As a young boy, Sacramento wanted to be a saint. No one knows how long and dark the nights of a lonely, sleepless boy can be under the high, resonant ceilings of a monastery, his heart knotting and twisting as he begs forgiveness from God the Father, who sees everything because he's a great swollen eye, a voyeuristic, furious, and triangular eye that would blink with benevolence only toward those who become a model of chastity, humility, and sacrifice. No one can measure the depths of loneliness of a boy who wants to be a saint.

Especially when the mercy that this child pursues is not only for his sins but for the sins of the whole world, and above all for the shame of his mother, whose fruit is this very child, conceived by her in sin. At the charity school for orphans and abandoned children that the Franciscan fathers presided over in Tora, where Sacramento attended his first years of elementary school—the only studies he would complete in his life—the majority of the students dreamed of becoming
petroleros
when they grew up.
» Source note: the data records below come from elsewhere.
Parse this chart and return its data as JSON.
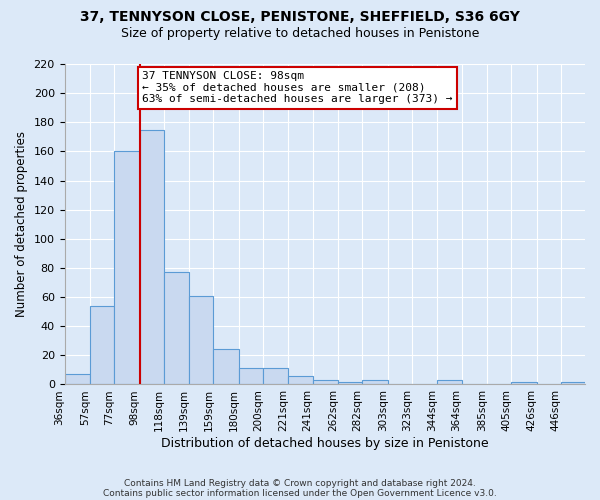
{
  "title": "37, TENNYSON CLOSE, PENISTONE, SHEFFIELD, S36 6GY",
  "subtitle": "Size of property relative to detached houses in Penistone",
  "xlabel": "Distribution of detached houses by size in Penistone",
  "ylabel": "Number of detached properties",
  "bin_labels": [
    "36sqm",
    "57sqm",
    "77sqm",
    "98sqm",
    "118sqm",
    "139sqm",
    "159sqm",
    "180sqm",
    "200sqm",
    "221sqm",
    "241sqm",
    "262sqm",
    "282sqm",
    "303sqm",
    "323sqm",
    "344sqm",
    "364sqm",
    "385sqm",
    "405sqm",
    "426sqm",
    "446sqm"
  ],
  "bin_edges": [
    36,
    57,
    77,
    98,
    118,
    139,
    159,
    180,
    200,
    221,
    241,
    262,
    282,
    303,
    323,
    344,
    364,
    385,
    405,
    426,
    446
  ],
  "bar_heights": [
    7,
    54,
    160,
    175,
    77,
    61,
    24,
    11,
    11,
    6,
    3,
    2,
    3,
    0,
    0,
    3,
    0,
    0,
    2,
    0,
    2
  ],
  "bar_color": "#c9d9f0",
  "bar_edgecolor": "#5b9bd5",
  "vline_x": 98,
  "vline_color": "#cc0000",
  "annotation_title": "37 TENNYSON CLOSE: 98sqm",
  "annotation_line1": "← 35% of detached houses are smaller (208)",
  "annotation_line2": "63% of semi-detached houses are larger (373) →",
  "annotation_box_edgecolor": "#cc0000",
  "annotation_box_facecolor": "white",
  "ylim": [
    0,
    220
  ],
  "yticks": [
    0,
    20,
    40,
    60,
    80,
    100,
    120,
    140,
    160,
    180,
    200,
    220
  ],
  "footer_line1": "Contains HM Land Registry data © Crown copyright and database right 2024.",
  "footer_line2": "Contains public sector information licensed under the Open Government Licence v3.0.",
  "bg_color": "#dce9f8",
  "plot_bg_color": "#dce9f8",
  "grid_color": "white"
}
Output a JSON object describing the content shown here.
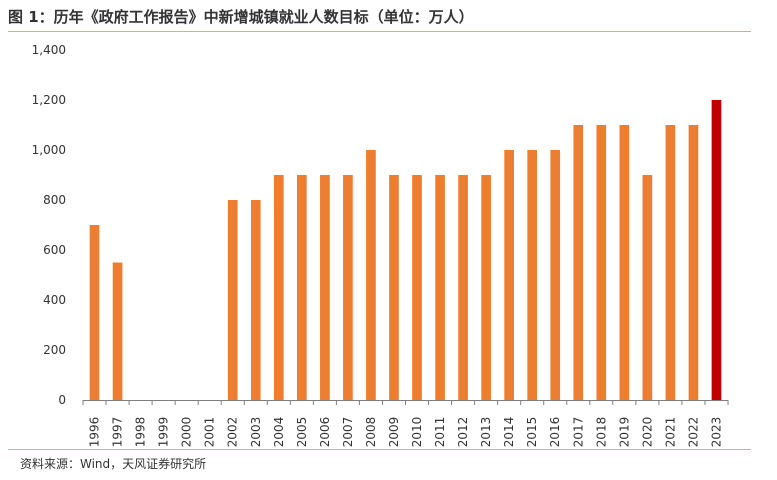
{
  "title": "图 1：历年《政府工作报告》中新增城镇就业人数目标（单位：万人）",
  "source": "资料来源：Wind，天风证券研究所",
  "chart_data": {
    "type": "bar",
    "title": "图 1：历年《政府工作报告》中新增城镇就业人数目标（单位：万人）",
    "unit": "万人",
    "xlabel": "",
    "ylabel": "",
    "ylim": [
      0,
      1400
    ],
    "yticks": [
      0,
      200,
      400,
      600,
      800,
      1000,
      1200,
      1400
    ],
    "ytick_labels": [
      "0",
      "200",
      "400",
      "600",
      "800",
      "1,000",
      "1,200",
      "1,400"
    ],
    "grid": false,
    "legend": "none",
    "categories": [
      "1996",
      "1997",
      "1998",
      "1999",
      "2000",
      "2001",
      "2002",
      "2003",
      "2004",
      "2005",
      "2006",
      "2007",
      "2008",
      "2009",
      "2010",
      "2011",
      "2012",
      "2013",
      "2014",
      "2015",
      "2016",
      "2017",
      "2018",
      "2019",
      "2020",
      "2021",
      "2022",
      "2023"
    ],
    "values": [
      700,
      550,
      null,
      null,
      null,
      null,
      800,
      800,
      900,
      900,
      900,
      900,
      1000,
      900,
      900,
      900,
      900,
      900,
      1000,
      1000,
      1000,
      1100,
      1100,
      1100,
      900,
      1100,
      1100,
      1200
    ],
    "colors": {
      "default": "#ed7d31",
      "highlight": "#c00000"
    },
    "highlight_category": "2023"
  }
}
One wanted to be a butcher like his father and grandfather and another spoke of training to become a fighter pilot. But Sacramento had decided to reach sainthood. I was told this by Father Nataniel, who was one of his teachers and spiritual mentors.

Sacramento himself still keeps alive the memory of the morning they sent him to the sacristy to collect the prayer book that the rector had left behind. He was about to complete the errand when he suddenly found himself alone in the deserted chapel, panic-stricken by the looks of so many saints scrutinizing him from their high, deep niches, shrouded in the quiet violet light filtering through the stained-glass windows.